Fifty American Protestant churchmen, most of whom had previously expressed anti-administration sentiments on the war in Southeast Asia, went to Paris last month and conferred with the heads of all four delegations to the stalemated peace talks there. They returned issuing a statement calling for unconditional withdrawal of U. S. troops and asking President Nixon to direct “all United States air, naval and ground forces in Indochina not to drop bombs or to fire weapons except in response to direct attack.”
The group said they did not seek or obtain any information on the whereabouts of five American missionaries who have been held captive by the Viet Cong, three since 1962.
Josiah Beeman, director of the United Presbyterian Washington office, arranged the trip.
A number of high-ranking denominational officials were among those who went to Paris. Some were said to have paid their way out of “office expenses,” others to have had their funds “raised locally.”

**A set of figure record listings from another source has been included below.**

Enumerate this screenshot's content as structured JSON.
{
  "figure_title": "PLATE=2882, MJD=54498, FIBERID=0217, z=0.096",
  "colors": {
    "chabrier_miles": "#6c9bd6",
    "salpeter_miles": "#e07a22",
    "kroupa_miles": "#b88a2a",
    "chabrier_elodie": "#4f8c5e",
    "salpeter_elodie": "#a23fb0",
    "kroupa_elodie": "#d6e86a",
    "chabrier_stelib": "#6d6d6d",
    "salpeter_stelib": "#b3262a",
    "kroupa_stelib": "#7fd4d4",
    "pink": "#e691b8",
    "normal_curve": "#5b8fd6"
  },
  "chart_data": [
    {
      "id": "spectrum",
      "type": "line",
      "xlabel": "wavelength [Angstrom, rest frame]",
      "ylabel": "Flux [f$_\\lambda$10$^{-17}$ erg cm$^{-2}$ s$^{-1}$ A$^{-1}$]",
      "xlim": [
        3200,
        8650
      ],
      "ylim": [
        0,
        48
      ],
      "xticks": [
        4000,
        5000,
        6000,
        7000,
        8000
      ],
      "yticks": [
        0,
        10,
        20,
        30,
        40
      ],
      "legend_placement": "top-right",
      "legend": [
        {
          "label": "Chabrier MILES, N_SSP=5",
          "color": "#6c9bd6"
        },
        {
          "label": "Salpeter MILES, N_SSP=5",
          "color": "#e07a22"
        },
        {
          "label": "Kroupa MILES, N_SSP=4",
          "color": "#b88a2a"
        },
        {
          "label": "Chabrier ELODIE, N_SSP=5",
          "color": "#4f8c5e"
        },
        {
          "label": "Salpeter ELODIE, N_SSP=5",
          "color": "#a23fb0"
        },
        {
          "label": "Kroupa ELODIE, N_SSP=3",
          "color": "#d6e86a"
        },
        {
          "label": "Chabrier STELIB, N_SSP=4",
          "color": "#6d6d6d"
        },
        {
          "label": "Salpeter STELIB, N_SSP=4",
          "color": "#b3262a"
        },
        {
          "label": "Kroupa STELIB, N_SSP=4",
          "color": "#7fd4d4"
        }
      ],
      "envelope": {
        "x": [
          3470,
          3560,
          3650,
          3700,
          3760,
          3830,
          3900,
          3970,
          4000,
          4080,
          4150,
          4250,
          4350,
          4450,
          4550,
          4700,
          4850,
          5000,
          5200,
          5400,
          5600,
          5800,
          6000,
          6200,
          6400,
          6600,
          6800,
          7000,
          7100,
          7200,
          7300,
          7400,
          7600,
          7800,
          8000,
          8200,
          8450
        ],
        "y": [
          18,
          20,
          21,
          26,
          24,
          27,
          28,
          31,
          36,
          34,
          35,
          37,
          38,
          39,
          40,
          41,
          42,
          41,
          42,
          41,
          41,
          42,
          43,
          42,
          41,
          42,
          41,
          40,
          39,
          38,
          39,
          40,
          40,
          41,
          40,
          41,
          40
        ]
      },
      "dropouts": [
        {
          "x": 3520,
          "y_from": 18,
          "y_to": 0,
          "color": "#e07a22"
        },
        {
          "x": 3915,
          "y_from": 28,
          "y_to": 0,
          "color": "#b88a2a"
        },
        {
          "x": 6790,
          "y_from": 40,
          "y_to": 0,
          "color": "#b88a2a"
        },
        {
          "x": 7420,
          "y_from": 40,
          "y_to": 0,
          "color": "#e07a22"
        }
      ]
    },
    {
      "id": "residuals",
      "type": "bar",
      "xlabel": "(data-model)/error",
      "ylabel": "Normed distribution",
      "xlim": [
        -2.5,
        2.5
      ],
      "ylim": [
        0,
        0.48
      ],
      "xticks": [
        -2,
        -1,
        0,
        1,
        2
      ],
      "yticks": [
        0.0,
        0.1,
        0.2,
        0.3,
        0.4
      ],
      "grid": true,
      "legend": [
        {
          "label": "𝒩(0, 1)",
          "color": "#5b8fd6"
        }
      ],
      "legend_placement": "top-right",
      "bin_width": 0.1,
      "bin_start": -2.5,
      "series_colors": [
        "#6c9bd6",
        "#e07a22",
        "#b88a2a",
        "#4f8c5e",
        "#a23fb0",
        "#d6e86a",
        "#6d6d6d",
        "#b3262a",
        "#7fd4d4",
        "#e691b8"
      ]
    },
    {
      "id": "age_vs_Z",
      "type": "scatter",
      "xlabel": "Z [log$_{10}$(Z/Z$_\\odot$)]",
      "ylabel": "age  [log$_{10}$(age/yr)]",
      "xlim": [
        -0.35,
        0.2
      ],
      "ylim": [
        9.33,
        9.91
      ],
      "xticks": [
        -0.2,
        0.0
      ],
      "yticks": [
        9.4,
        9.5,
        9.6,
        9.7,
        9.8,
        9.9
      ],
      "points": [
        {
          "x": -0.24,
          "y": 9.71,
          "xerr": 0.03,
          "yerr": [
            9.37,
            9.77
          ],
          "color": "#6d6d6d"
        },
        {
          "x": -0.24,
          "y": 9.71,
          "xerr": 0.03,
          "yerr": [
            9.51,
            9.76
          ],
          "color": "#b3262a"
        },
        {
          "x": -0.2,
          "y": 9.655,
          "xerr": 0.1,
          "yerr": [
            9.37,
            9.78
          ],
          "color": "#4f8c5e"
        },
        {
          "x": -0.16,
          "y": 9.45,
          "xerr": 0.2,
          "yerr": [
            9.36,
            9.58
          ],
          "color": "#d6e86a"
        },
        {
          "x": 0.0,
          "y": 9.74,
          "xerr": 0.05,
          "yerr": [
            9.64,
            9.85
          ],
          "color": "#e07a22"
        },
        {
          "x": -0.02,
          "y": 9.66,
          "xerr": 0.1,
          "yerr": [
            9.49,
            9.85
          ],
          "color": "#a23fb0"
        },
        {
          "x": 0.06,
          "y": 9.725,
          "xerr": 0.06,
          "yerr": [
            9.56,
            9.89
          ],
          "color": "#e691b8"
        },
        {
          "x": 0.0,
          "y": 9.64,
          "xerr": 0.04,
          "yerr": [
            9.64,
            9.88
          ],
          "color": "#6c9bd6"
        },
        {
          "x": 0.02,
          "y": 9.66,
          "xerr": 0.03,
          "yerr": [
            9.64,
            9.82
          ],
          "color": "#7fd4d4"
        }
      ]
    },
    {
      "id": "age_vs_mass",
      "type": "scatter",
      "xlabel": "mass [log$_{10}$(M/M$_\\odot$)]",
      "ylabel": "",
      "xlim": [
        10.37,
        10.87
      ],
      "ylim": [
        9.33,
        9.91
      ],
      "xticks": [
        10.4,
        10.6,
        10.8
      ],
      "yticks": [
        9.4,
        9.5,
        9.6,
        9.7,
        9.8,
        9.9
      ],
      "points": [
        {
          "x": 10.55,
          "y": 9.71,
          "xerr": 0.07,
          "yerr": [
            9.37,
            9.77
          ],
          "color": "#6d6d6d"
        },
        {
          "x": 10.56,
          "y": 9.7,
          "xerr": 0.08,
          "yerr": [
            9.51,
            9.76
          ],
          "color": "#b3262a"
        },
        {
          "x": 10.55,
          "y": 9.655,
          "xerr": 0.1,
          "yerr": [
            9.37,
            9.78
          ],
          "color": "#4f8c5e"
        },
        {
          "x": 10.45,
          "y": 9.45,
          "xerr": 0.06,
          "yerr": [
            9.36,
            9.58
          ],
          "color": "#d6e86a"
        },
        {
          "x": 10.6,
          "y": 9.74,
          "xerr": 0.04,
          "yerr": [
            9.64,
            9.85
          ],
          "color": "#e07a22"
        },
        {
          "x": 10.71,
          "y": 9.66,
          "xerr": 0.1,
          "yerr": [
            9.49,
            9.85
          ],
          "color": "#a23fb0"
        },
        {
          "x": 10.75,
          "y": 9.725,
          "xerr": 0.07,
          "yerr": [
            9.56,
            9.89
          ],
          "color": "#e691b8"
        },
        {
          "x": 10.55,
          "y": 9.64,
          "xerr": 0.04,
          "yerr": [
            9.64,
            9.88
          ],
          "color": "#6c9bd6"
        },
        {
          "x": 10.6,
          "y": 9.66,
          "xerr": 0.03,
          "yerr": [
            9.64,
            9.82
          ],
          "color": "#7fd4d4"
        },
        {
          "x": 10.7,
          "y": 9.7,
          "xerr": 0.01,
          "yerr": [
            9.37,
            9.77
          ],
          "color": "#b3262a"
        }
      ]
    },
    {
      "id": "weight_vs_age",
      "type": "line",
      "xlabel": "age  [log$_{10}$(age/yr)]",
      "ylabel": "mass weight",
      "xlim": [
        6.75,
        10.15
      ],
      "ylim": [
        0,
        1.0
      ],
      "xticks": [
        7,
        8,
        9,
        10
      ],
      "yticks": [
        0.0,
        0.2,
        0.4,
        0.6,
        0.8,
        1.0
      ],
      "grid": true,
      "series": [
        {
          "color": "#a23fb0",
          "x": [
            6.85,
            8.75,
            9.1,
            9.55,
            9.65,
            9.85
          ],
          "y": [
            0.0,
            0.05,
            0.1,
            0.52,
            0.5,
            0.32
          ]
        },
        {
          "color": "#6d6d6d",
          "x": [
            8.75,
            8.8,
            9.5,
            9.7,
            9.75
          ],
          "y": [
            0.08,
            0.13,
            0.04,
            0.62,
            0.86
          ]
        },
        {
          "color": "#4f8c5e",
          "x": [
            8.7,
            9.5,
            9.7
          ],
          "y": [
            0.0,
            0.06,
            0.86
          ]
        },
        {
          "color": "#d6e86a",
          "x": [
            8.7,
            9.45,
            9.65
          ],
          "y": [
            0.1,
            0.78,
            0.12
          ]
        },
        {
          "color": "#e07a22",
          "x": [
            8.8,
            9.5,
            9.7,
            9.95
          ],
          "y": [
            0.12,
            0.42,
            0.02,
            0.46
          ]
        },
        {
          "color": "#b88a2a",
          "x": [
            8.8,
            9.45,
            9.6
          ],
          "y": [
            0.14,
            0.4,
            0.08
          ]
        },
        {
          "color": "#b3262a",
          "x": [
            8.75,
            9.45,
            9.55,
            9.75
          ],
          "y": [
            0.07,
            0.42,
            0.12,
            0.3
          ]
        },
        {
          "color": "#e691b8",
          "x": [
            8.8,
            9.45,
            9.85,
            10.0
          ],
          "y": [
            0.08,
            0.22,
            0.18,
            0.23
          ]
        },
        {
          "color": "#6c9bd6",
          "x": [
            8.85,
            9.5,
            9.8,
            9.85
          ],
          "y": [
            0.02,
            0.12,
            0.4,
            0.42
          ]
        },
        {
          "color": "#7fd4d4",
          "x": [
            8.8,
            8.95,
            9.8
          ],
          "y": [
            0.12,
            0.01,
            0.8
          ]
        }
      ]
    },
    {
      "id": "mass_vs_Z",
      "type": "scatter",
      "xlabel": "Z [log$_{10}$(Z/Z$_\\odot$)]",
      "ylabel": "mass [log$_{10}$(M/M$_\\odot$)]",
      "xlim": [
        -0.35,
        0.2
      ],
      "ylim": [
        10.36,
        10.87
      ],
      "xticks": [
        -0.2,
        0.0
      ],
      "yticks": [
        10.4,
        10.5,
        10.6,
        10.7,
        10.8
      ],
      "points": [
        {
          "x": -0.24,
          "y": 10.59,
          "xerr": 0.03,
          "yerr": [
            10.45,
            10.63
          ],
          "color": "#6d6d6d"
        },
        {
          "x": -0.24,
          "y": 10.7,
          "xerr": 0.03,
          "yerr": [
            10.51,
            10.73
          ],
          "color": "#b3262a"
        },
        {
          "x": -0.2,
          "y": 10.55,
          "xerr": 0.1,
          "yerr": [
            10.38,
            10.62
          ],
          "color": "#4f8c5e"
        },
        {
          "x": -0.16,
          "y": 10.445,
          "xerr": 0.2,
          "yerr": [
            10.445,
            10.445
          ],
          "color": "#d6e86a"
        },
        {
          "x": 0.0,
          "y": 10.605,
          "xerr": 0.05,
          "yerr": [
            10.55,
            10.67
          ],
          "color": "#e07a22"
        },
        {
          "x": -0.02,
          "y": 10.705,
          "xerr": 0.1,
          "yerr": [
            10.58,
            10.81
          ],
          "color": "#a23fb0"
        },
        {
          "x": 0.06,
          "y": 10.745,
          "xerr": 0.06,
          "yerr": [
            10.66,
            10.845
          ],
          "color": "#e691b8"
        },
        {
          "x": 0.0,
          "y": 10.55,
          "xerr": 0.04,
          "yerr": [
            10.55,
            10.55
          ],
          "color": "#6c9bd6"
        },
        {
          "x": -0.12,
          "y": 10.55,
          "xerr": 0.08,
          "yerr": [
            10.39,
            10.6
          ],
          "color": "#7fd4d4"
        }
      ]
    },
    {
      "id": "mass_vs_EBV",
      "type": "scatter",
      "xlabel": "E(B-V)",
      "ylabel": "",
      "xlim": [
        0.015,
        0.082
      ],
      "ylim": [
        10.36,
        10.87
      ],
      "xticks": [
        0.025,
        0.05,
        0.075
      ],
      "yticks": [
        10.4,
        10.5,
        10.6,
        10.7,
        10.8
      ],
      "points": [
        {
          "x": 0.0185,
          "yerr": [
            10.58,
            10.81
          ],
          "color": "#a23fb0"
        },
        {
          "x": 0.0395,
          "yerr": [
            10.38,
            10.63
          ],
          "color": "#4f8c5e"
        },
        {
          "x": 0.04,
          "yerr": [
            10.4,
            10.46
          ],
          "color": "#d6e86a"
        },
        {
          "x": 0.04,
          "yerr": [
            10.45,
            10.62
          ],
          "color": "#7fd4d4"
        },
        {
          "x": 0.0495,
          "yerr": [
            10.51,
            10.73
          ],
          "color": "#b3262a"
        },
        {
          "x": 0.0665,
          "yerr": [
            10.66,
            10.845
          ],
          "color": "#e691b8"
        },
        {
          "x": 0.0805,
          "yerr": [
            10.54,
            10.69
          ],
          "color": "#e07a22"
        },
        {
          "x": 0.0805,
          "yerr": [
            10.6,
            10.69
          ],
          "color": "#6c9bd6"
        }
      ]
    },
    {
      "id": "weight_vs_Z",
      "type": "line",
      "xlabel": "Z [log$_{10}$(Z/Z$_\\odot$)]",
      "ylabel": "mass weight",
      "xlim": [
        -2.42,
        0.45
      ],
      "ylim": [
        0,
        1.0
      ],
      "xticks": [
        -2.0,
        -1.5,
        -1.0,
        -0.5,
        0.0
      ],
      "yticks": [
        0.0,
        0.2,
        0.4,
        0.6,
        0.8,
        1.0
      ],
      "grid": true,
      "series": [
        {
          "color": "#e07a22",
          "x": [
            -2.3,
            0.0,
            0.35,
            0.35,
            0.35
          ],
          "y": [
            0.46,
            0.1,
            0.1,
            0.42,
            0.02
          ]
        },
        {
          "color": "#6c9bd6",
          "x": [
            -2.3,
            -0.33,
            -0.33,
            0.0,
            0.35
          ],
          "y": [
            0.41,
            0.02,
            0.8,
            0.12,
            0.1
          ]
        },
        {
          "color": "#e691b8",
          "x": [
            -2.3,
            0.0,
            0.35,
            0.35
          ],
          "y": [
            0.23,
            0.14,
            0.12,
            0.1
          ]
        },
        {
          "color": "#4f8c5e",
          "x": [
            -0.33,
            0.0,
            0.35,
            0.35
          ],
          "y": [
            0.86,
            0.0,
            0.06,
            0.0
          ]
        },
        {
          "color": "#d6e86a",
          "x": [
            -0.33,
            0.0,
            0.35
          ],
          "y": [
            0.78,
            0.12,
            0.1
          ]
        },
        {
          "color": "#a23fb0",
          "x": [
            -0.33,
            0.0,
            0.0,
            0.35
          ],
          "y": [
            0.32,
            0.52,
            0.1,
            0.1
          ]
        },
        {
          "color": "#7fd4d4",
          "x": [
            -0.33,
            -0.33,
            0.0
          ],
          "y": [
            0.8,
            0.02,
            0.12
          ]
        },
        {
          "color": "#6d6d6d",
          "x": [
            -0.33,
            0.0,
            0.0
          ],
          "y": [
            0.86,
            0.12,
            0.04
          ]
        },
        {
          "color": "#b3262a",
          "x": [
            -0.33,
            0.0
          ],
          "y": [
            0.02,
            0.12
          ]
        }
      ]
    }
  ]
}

The group’s statement did not ask that a withdrawal date be made public, but appealed to the President and to Congress “to declare immediately their pledge to withdraw unconditionally all U. S. military forces from Indochina in the immediate future” (italics theirs).
The same day that the anti-war group returned to the United States, a team of four churchmen concerned about prisoners of war left for overseas. They said they hoped to talk to diplomats in a number of capitals in an effort to win release of the captives and regain peace in Indochina. They intended to end up in Hanoi if visas could be secured.
The four are Missouri Synod Lutheran president Jacob A. O. Preus, Roman Catholic archbishop Joseph T. Ryan of Anchorage, former United Presbyterian moderator George E. Sweazey, and President Nathan Bailey of the Christian and Missionary Alliance.